Days passed by, and I am still unable to write. I am disappointed at myself and I am feeling like a failure. That’s when I start whining about it to my best friend (aka Matilda).
“Sometimes, it’s okay not to be okay”, she tells me after a long Skype call.
This phrase, however logical and widely adopted it sound to most of you, has never crossed my mind until this day. This is when I figured out why I cannot tell my story this week; because ultimately, I am not okay. But my friend’s words also showed me that not being okay is acceptable. I am not feeling well and that’s totally fine. Sometimes, it’s okay not to face everything with strength and courage. It’s important to understand that admitting your limitations and acknowledging your weaknesses are an integral part of your well-being. It’s crucial to realize that you have moments of vulnerability and you should learn to excuse yourself when you are tired or weak. Giving yourself a break is liberating. In a society that only praises excellence and success, you should learn that feeling weak is not wrong or unacceptable, but rather a part of your identity.

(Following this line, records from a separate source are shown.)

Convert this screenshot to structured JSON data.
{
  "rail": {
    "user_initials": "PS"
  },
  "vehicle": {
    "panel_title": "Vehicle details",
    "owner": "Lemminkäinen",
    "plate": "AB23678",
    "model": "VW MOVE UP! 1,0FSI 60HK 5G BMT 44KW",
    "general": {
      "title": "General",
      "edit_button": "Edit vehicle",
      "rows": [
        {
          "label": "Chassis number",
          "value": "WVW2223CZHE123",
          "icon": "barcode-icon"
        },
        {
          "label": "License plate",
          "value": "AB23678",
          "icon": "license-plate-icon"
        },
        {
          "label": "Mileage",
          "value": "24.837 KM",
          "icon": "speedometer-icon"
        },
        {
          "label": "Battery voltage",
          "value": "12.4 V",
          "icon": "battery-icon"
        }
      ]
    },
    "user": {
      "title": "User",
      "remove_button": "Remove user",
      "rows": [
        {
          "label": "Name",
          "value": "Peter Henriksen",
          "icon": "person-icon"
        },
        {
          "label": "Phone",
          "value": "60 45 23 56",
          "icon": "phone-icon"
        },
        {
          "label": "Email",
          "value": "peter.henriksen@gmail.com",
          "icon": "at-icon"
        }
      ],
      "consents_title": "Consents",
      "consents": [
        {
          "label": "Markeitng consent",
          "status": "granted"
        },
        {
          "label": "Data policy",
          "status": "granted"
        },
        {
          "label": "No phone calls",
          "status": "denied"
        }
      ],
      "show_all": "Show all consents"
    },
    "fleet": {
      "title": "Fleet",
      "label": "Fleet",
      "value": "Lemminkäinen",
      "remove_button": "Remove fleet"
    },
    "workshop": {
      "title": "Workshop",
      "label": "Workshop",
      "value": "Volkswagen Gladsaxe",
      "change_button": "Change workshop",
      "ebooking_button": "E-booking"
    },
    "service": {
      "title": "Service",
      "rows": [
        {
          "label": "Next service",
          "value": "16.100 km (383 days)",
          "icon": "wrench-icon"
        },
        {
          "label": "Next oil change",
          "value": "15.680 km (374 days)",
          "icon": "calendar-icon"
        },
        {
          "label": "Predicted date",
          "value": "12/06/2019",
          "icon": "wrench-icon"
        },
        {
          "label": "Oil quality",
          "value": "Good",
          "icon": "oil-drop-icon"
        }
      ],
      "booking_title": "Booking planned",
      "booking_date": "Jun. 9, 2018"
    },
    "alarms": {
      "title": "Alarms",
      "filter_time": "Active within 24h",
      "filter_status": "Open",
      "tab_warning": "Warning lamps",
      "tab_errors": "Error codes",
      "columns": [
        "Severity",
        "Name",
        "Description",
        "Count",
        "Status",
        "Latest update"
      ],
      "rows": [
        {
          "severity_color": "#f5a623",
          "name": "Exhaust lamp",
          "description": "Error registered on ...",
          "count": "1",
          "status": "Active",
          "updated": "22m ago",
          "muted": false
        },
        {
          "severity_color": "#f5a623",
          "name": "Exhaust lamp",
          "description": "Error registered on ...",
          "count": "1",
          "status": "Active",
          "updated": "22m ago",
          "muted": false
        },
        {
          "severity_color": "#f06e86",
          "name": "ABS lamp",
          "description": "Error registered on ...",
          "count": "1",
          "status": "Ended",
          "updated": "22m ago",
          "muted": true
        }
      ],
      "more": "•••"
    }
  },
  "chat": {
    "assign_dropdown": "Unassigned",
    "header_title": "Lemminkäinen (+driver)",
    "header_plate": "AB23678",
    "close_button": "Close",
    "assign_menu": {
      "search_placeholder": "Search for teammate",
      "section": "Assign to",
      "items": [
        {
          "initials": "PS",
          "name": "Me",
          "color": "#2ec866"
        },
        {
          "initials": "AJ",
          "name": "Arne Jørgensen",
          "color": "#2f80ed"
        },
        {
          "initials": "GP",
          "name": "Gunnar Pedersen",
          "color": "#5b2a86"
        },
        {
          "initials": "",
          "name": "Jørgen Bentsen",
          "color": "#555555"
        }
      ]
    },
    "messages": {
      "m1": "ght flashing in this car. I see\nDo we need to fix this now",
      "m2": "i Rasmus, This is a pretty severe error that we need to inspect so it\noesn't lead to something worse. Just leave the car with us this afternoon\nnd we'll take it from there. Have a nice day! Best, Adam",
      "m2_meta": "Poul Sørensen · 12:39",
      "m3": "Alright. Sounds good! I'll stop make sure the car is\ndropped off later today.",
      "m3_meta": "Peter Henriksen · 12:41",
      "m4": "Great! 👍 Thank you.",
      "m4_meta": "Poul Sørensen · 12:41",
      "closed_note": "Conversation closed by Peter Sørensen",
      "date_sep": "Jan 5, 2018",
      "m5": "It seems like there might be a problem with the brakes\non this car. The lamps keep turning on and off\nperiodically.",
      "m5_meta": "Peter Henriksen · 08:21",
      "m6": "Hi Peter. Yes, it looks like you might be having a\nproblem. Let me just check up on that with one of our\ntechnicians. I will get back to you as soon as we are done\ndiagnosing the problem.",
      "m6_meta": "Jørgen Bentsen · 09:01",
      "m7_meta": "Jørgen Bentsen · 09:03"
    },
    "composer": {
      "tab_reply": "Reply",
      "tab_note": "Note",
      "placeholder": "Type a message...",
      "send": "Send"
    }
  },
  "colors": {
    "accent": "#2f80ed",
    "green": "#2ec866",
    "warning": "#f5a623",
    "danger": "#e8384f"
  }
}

The only thing that I feel like sharing with you today, is the negative aspect of my disease. Although I don’t want to admit it, cancer has changed my life and has left me with many scars. Visible scars, like the radiation scar on my left pelvis and the scar from the port on my chest. Neuropathy and limited concentration have been major issues that I had to deal with, since the first stages of my treatment. It has forced me to limit alcohol, running and skiing, along with other activities. It has also created invisible scars that I discover along the way. It has made me cut my vacation short and has cancelled several special occasions with my loved ones. Although it doesn’t define me, cancer has interrupted my life in many ways. Accepting it and moving on, however, is a crucial part of the fight against the disease.
Today I am vulnerable, weak and scared. And for the first time I feel comfortable admitting it. This is what I choose to share with you this week. I apologize for not being your inspiration.